The Managing Director of the Liberia Petroleum Refining Company (LPRC), T. Nelson Williams, has said his administration will decentralize the petroleum market in all 15 counties.
Mr. Williams gave the assurance recently in Monrovia at a program held in his honor by the Petroleum Importers Association of Liberia (PIAL).
According to him, decentralization of the petroleum market in the country will lead to adequate supply of products to all 15 counties in order to reduce prices and keep them stable.
Taking a cue from the maxim that Monrovia alone is not Liberia, Mr. Williams said decentralization will lessen the burden on leeward customers in the price of the commodity and is one of the major initiatives that he is prioritizing.
Mr. Williams said that the number of Liberian petroleum importers has increased by 35 percent since 2010. When he took over as a managing director in 2010 he said Liberian importers accounted for 30 percent of the market, but that figure jumped to 65 percent in 2014 because of several new marketing methods his administration introduced.
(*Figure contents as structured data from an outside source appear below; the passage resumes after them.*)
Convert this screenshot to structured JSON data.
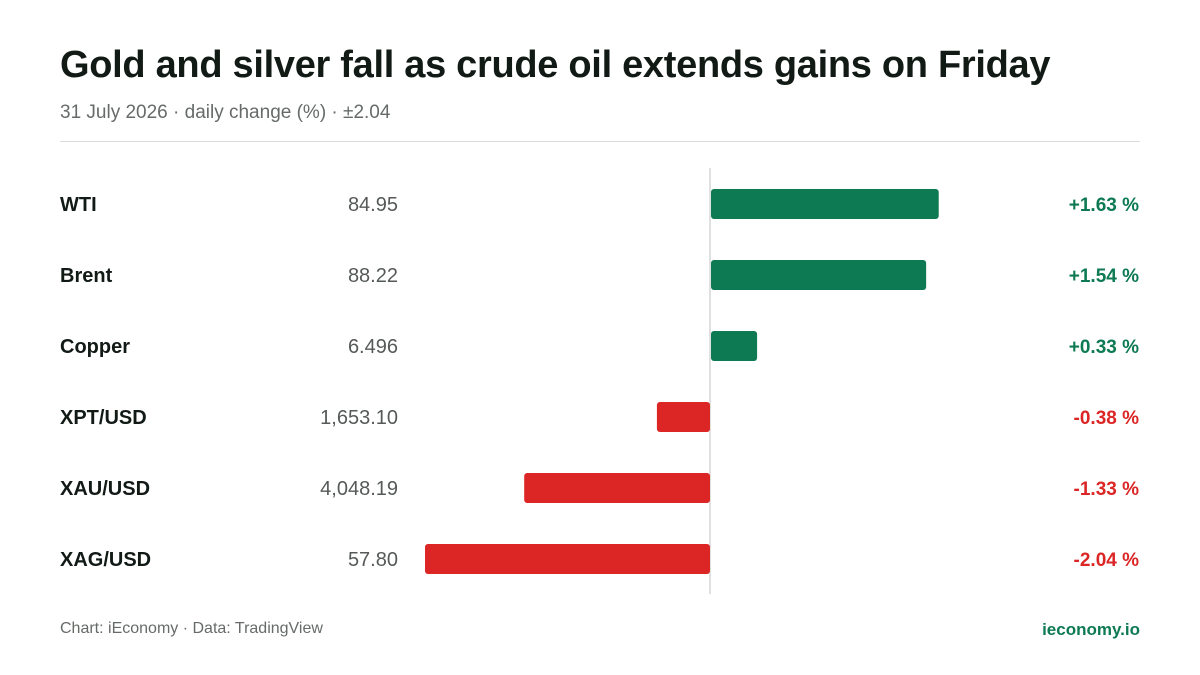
{
  "title": "Gold and silver fall as crude oil extends gains on Friday",
  "subtitle": "31 July 2026 · daily change (%) · ±2.04",
  "footer": {
    "source": "Chart: iEconomy · Data: TradingView",
    "brand": "ieconomy.io"
  },
  "colors": {
    "positive": "#0e7a53",
    "negative": "#dc2626",
    "axis": "#d5d5d5"
  },
  "chart_data": {
    "type": "bar",
    "orientation": "horizontal",
    "grid": false,
    "xlim": [
      -2.04,
      2.04
    ],
    "categories": [
      "WTI",
      "Brent",
      "Copper",
      "XPT/USD",
      "XAU/USD",
      "XAG/USD"
    ],
    "prices": [
      "84.95",
      "88.22",
      "6.496",
      "1,653.10",
      "4,048.19",
      "57.80"
    ],
    "values": [
      1.63,
      1.54,
      0.33,
      -0.38,
      -1.33,
      -2.04
    ],
    "value_labels": [
      "+1.63 %",
      "+1.54 %",
      "+0.33 %",
      "-0.38 %",
      "-1.33 %",
      "-2.04 %"
    ]
  }
}
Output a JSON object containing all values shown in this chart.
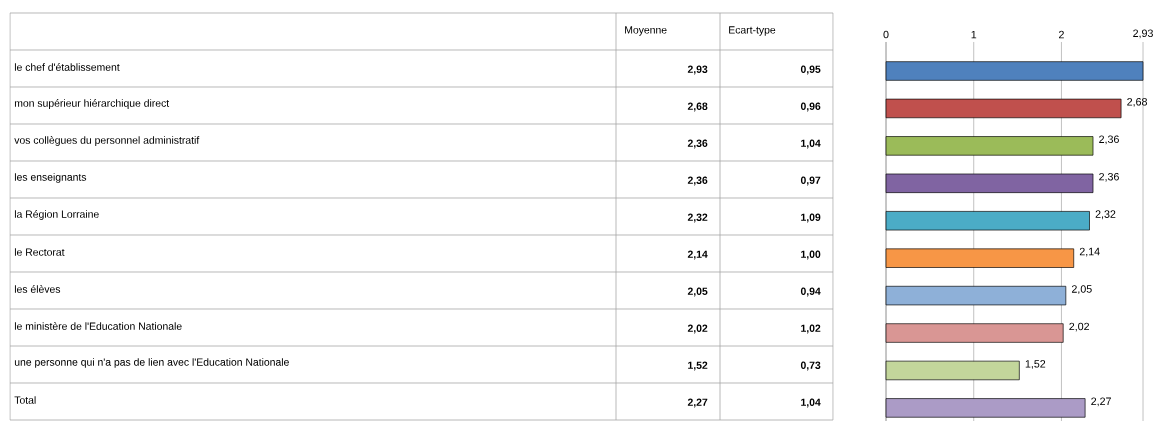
{
  "chart_data": [
    {
      "type": "other",
      "categories": [
        "le chef d'établissement",
        "mon supérieur hiérarchique direct",
        "vos collègues du personnel administratif",
        "les enseignants",
        "la Région Lorraine",
        "le Rectorat",
        "les élèves",
        "le ministère de l'Education Nationale",
        "une personne qui n'a pas de lien avec l'Education Nationale",
        "Total"
      ],
      "series": [
        {
          "name": "Moyenne",
          "values": [
            2.93,
            2.68,
            2.36,
            2.36,
            2.32,
            2.14,
            2.05,
            2.02,
            1.52,
            2.27
          ],
          "value_labels": [
            "2,93",
            "2,68",
            "2,36",
            "2,36",
            "2,32",
            "2,14",
            "2,05",
            "2,02",
            "1,52",
            "2,27"
          ]
        },
        {
          "name": "Ecart-type",
          "values": [
            0.95,
            0.96,
            1.04,
            0.97,
            1.09,
            1.0,
            0.94,
            1.02,
            0.73,
            1.04
          ],
          "value_labels": [
            "0,95",
            "0,96",
            "1,04",
            "0,97",
            "1,09",
            "1,00",
            "0,94",
            "1,02",
            "0,73",
            "1,04"
          ]
        }
      ]
    },
    {
      "type": "bar",
      "orientation": "horizontal",
      "categories": [
        null,
        null,
        null,
        null,
        null,
        null,
        null,
        null,
        null,
        null
      ],
      "values": [
        2.93,
        2.68,
        2.36,
        2.36,
        2.32,
        2.14,
        2.05,
        2.02,
        1.52,
        2.27
      ],
      "value_labels": [
        null,
        "2,68",
        "2,36",
        "2,36",
        "2,32",
        "2,14",
        "2,05",
        "2,02",
        "1,52",
        "2,27"
      ],
      "colors": [
        "#4f81bd",
        "#c0504d",
        "#9bbb59",
        "#8064a2",
        "#4bacc6",
        "#f79646",
        "#8eb0d8",
        "#d99694",
        "#c3d69b",
        "#ab9bc6"
      ],
      "xlim": [
        0,
        2.93
      ],
      "xticks": [
        0,
        1,
        2,
        {
          "value": 2.93,
          "label": "2,93"
        }
      ],
      "grid": "x"
    }
  ]
}
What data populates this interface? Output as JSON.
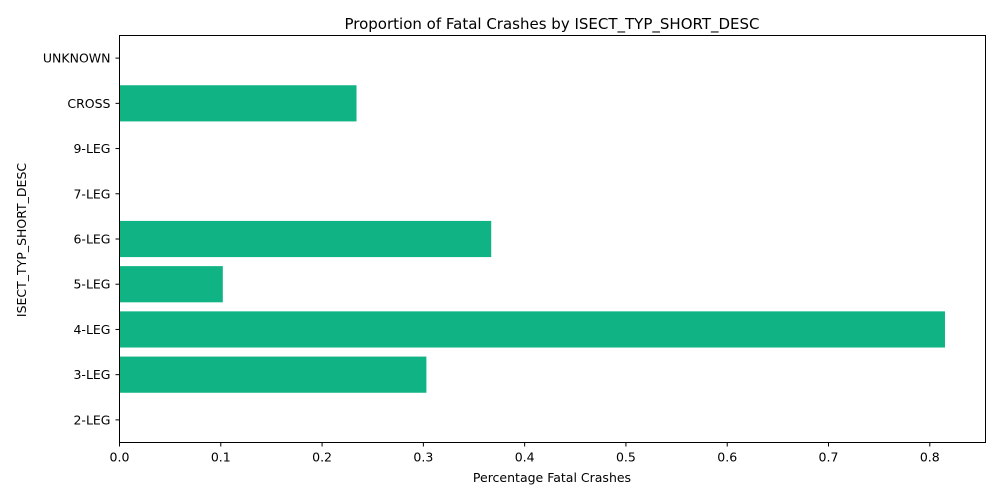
{
  "chart_data": {
    "type": "bar",
    "orientation": "horizontal",
    "title": "Proportion of Fatal Crashes by ISECT_TYP_SHORT_DESC",
    "xlabel": "Percentage Fatal Crashes",
    "ylabel": "ISECT_TYP_SHORT_DESC",
    "categories": [
      "2-LEG",
      "3-LEG",
      "4-LEG",
      "5-LEG",
      "6-LEG",
      "7-LEG",
      "9-LEG",
      "CROSS",
      "UNKNOWN"
    ],
    "values": [
      0.0,
      0.303,
      0.815,
      0.102,
      0.367,
      0.0,
      0.0,
      0.234,
      0.0
    ],
    "xlim": [
      0,
      0.855
    ],
    "xticks": [
      0.0,
      0.1,
      0.2,
      0.3,
      0.4,
      0.5,
      0.6,
      0.7,
      0.8
    ],
    "xtick_labels": [
      "0.0",
      "0.1",
      "0.2",
      "0.3",
      "0.4",
      "0.5",
      "0.6",
      "0.7",
      "0.8"
    ],
    "grid": false,
    "bar_color": "#10b384"
  }
}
More Liberian importers are also building and upgrading their filling stations in and out of Monrovia, “because LPRC has made it a requirement for importers of petroleum products to spread the commodity across the country,” said MD Williams.
“We have to open our country; we are looking forward in the near future by 2015 to 2016 to explore every opportunity to provide storage capacity that will reduce the cost per gallon of petroleum products in the rural areas,” he said.
He stated further that there is storage capacity for 6.2 million metric tons of petroleum products at LPRC and importers can now bring in larger quantities of petroleum products.
Earlier, the acting president of the Petroleum Importers Association of Liberia, Musa Bility, lauded the LPRC management and the Board of Directors for supporting Liberian petroleum importers.
He said the initiative to reduce petroleum prices has challenged importers to play a meaningful role to ensure constant supply of the product on the market.
He indicated that since 1947 when the facility was constructed, the current administration has so far been the one that has alleviated storage constraints.